Wybrałam numer Urszuli. Ledwo zabrzmiały dwa sygnały usłyszałam głos mojej wieloletniej przyjaciółki.
- Witaj, Camila. Właśnie miałam do ciebie dzwonić. - zaczęła naszą rozmowę.
- Miło cie słyszeć. Powiedziałaś Jennifer? - zapytałam.
- Nie, jeszcze nie. Zrobię to dziś. Wczoraj za bardzo wytrącił ja z równowagi telefon od twojego syna.
- David wczoraj do niej dzwonił?!
- Tak, sama słyszałam ich rozmowę.
- Ojej, przepraszam za niego. Przywieziemy go jutro. Ja, Timon i Jackson.
- Może u nas przenocujecie. Mamy pokoje gościnne. Powspominalibyśmy sobie dawne czasy. Co ty na to?
- Dobry pomysł. Jedna noc. Będziemy około 15. Dobrze?
- Super. Przepraszam, muszę wracać do pracy. Do zobaczenia, kochana.
- Do zobaczenia. Buziaki. - tak zakończyłyśmy rozmowę. Weszłam do pokoju David'a. Czytał magazyn.
- Synu, dlaczego dzwoniłeś wczoraj do Jennifer?!
- Mamo, no... No... Nie wiem co mnie wzięło. Naskarżyła ci?

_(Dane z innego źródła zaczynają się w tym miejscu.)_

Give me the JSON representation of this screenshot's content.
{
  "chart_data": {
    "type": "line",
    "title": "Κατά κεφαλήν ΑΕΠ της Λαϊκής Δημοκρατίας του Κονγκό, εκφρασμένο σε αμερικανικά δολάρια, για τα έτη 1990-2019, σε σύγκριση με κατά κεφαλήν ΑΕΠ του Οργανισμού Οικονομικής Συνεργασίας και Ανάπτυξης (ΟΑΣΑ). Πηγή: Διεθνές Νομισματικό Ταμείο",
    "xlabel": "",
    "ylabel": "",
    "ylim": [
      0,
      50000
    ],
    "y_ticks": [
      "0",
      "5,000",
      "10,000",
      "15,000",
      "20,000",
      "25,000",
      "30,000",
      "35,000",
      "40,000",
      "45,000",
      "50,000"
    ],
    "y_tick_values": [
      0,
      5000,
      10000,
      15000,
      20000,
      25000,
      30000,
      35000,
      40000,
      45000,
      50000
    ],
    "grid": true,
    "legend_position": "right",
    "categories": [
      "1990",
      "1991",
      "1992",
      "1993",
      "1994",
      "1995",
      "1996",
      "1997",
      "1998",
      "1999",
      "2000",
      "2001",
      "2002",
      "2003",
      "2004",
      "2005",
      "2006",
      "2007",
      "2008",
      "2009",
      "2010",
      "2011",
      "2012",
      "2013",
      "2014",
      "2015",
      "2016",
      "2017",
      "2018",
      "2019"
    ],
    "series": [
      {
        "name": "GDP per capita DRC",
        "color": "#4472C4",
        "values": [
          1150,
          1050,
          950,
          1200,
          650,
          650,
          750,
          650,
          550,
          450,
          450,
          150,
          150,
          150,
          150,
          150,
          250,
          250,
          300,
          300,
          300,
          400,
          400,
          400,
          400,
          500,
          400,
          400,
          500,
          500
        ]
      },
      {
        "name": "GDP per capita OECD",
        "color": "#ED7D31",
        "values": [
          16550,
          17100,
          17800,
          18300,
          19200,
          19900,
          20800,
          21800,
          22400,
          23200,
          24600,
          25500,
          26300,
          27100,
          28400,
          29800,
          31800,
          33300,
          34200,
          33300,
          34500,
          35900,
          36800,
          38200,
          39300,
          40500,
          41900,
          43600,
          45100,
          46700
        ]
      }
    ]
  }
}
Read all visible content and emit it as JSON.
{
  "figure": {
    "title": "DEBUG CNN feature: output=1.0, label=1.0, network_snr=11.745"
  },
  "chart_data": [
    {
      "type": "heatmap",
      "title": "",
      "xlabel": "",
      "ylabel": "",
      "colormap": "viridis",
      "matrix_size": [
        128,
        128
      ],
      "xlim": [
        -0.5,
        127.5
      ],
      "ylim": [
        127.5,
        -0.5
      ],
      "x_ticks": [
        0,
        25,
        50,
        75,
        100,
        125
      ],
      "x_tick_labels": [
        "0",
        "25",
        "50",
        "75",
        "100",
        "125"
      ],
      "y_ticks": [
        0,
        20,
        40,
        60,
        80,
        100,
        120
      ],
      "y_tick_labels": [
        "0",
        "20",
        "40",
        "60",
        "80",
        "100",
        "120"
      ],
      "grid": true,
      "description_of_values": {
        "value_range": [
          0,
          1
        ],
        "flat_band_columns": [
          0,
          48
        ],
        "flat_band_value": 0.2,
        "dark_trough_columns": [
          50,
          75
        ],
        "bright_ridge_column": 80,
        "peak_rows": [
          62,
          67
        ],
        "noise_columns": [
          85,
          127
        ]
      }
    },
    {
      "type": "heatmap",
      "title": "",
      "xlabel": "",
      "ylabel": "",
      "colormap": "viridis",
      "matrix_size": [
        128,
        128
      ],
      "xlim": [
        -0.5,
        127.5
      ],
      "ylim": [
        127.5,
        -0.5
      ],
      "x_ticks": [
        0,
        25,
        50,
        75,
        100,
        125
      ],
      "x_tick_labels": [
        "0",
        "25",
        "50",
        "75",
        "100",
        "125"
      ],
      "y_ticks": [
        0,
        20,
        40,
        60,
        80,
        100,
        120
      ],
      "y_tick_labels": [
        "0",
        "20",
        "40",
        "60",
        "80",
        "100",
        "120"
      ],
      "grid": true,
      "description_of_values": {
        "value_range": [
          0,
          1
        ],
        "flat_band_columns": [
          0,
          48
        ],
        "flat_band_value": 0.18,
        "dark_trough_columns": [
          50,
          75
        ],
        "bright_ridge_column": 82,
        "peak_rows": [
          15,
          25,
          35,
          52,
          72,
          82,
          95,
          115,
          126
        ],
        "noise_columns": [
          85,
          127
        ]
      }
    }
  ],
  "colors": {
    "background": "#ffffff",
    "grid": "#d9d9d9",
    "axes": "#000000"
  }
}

- Nie, dzwoniła do mnie Urszula. Jutro ja, ojciec i twój brat przenocujemy u nich, ale w niedzielę wracamy do Los Angeles...
^Oczami Jennifer^
Wyszłyśmy z szatni. Louis, Liam, Zayn, Niall i Harry już na nas czekali. Czułam się niekomfortowo. To było nasze pierwsze spotkanie z chłopakami, a ja byłam ubrana wyłącznie w małe trójkąciki zawieszone na sznureczkach. Zaczęłam przykrywać rękami ciało tak, aby nie widzieli moich niedoskonałości. Weszliśmy do basenu.
- Zimna! - krzyknęłam. - Ja wychodzę. - stwierdziłam. - Idę do jacuzzi. Ktoś chętny?
- Ja mogę iść. - oznajmił Louis. Podreptaliśmy do okrągłego baseniku. Usiedliśmy na siedzeniach. - Czym się interesujesz?
- Hmm... Trudne pytanie. Na pewno fascynuje mnie fryzjerstwo i makijaż. Dużo o tym wiem i przydaje mi się to w życiu. A tak poza tym muzyka. Ciebie też muzyka? - chyba bardziej oznajmiłam, niż zapytałam.
- Tak. W końcu jestem w One Direction. Mamy dzisiaj koncert. - zaczął. - W willi jakiegoś Mitchel'a Moutch'a. Kojarzysz?
- Będę tam z Natalie. - oznajmiłam. Uśmiechnął się.
- Super. - Nagle do jacuzzi wparowali Harry, Daddy (tak mówimy na Liama), Niall i Zayn, a tuż za nimi Natty.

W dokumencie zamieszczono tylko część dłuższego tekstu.